The uranium spot price could be in for some big moves this week following major accidents last week at Rio Tinto’s (ASX:RIO,NYSE:RIO,LSE:RIO) Rössing mine in Namibia and BHP Billiton’s (ASX:BHP,NYSE:BHP,LSE:BLT) Olympic Dam in Australia.
Rössing and Olympic Dam are two of the world’s biggest uranium mines, and accounted for 8 percent of global uranium supply in 2014; production stoppages there will thus impact supply. The uranium spot price is currently sitting unchanged from last week at $38.25 per pound of U3O8.
Fire at Rössing
On February 12, a massive fire broke out at the final product recover (FPR) plant at Rössing. While the exact cause of the fire has yet to be determined, the company did confirm on Saturday that no uranium was spilled, nor were any employees injured as a result of the accident. Meanwhile, Rio Tinto has said that operations at Rössing will carry on; however, due to the damage at the FPR it’s still unknown when the company will be able to ship its final product.

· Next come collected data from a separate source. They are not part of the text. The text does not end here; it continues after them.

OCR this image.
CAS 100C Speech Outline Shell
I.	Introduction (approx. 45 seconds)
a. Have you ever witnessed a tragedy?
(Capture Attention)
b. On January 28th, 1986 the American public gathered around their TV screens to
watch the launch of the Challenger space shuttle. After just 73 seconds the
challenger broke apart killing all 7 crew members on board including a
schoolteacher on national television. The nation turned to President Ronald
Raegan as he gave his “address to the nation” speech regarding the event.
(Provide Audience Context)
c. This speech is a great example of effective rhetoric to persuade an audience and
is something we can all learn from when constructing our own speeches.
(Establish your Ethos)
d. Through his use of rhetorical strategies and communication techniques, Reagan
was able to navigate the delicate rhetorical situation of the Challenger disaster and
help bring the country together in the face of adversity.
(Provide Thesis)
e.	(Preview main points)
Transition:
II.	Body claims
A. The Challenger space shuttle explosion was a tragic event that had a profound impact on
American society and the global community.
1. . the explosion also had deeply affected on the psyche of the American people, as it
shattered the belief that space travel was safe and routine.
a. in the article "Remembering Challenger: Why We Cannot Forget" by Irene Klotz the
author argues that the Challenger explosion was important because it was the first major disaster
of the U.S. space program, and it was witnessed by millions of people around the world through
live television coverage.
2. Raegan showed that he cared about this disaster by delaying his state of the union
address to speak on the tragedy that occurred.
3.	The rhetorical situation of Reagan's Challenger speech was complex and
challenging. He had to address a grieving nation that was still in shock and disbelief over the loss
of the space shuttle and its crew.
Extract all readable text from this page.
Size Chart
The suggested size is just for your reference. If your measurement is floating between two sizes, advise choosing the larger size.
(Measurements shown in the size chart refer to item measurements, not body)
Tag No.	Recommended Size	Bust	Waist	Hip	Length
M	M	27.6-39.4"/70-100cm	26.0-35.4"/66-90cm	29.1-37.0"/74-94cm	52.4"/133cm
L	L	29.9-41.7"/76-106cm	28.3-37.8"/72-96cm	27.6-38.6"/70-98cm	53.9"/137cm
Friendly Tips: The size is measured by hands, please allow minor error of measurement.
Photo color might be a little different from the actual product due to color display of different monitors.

Rössing produces about 3 million pounds of U3O8 per year, which amounts to roughly 2 percent of global supply.
Electrical fault at Olympic Dam
Although uranium isn’t Olympic Dam’s primary resource, BHP’s mine contributes roughly 6 percent of global uranium supply. Last week an electrical fault reportedly damaged an important piece of mill equipment at Svedala, the largest of the site’s three mills. As a result the mill will be out of commission for six months. According to the company, production from Olympic Dam could be down by as much as one-third in 2015.
Raymond James analyst David Sadowski states in a recent note that of the two accidents, Olympic Dam is by far more significant not only because it’s a bigger mine, but also because the company sells the majority of its material on the spot market.
Rio, the analyst points out, has already cut back on output to deliver only on high-priced contracts. However, depending on how long Rössing is down, the company may now have to buy on the spot market to ensure it can make those deliveries.
On a different note, Cantor Fitzgerald analyst Rob Chang notes in a report that “[s]upply disruptions from two of the world’s largest uranium mines will likely cause uranium prices to move higher.”
Both analysts expect the uranium spot price to make a big move, jumping to $40 per pound of U3O8, if not higher.
That’s good news for uranium stocks, according to Sadowski, as they are likely to be impacted by a move in the uranium spot price.
Athabasca exploration company NexGen Energy (TSXV:NXE) announced on February 17 that it has encountered significant dense accumulations of semi-massive to massive pitchblende mineralization with associated off-scale radioactivity from >10,000 to 60,000 cps.
Garrett Ainsworth, NexGen’s vice president, exploration and development, commented, “[t]his significant 81 m step-out to the southwest of AR-14-30 into continuous high grade mineralization with AR-15-38 represents a substantial step towards successfully executing our goal of building a significant resource at Arrow efficiently.”
The same day, Energy Fuels (TSX:EFR,NYSEMKT:UUUU) said that through its wholly owned subsidiary, EFR Arizona Strip, it has acquired a 50-percent interest in the Wate uranium deposit from Vane Minerals. The remaining 50 percent is still owned by Uranium One Americas.
According to the company’s managing director, John Borshoff, “[t]he successful completion of this raising, along with the concurrent tender offer for the 2015 CBs, eliminates all of the near term refinancing risk and both reduces and extends the Company’s debt maturity profile. This significant de-risking of the balance sheet, along with the expected recovery in uranium prices, ensures Paladin remains well positioned to capitalise on its unique standing in the uranium market.”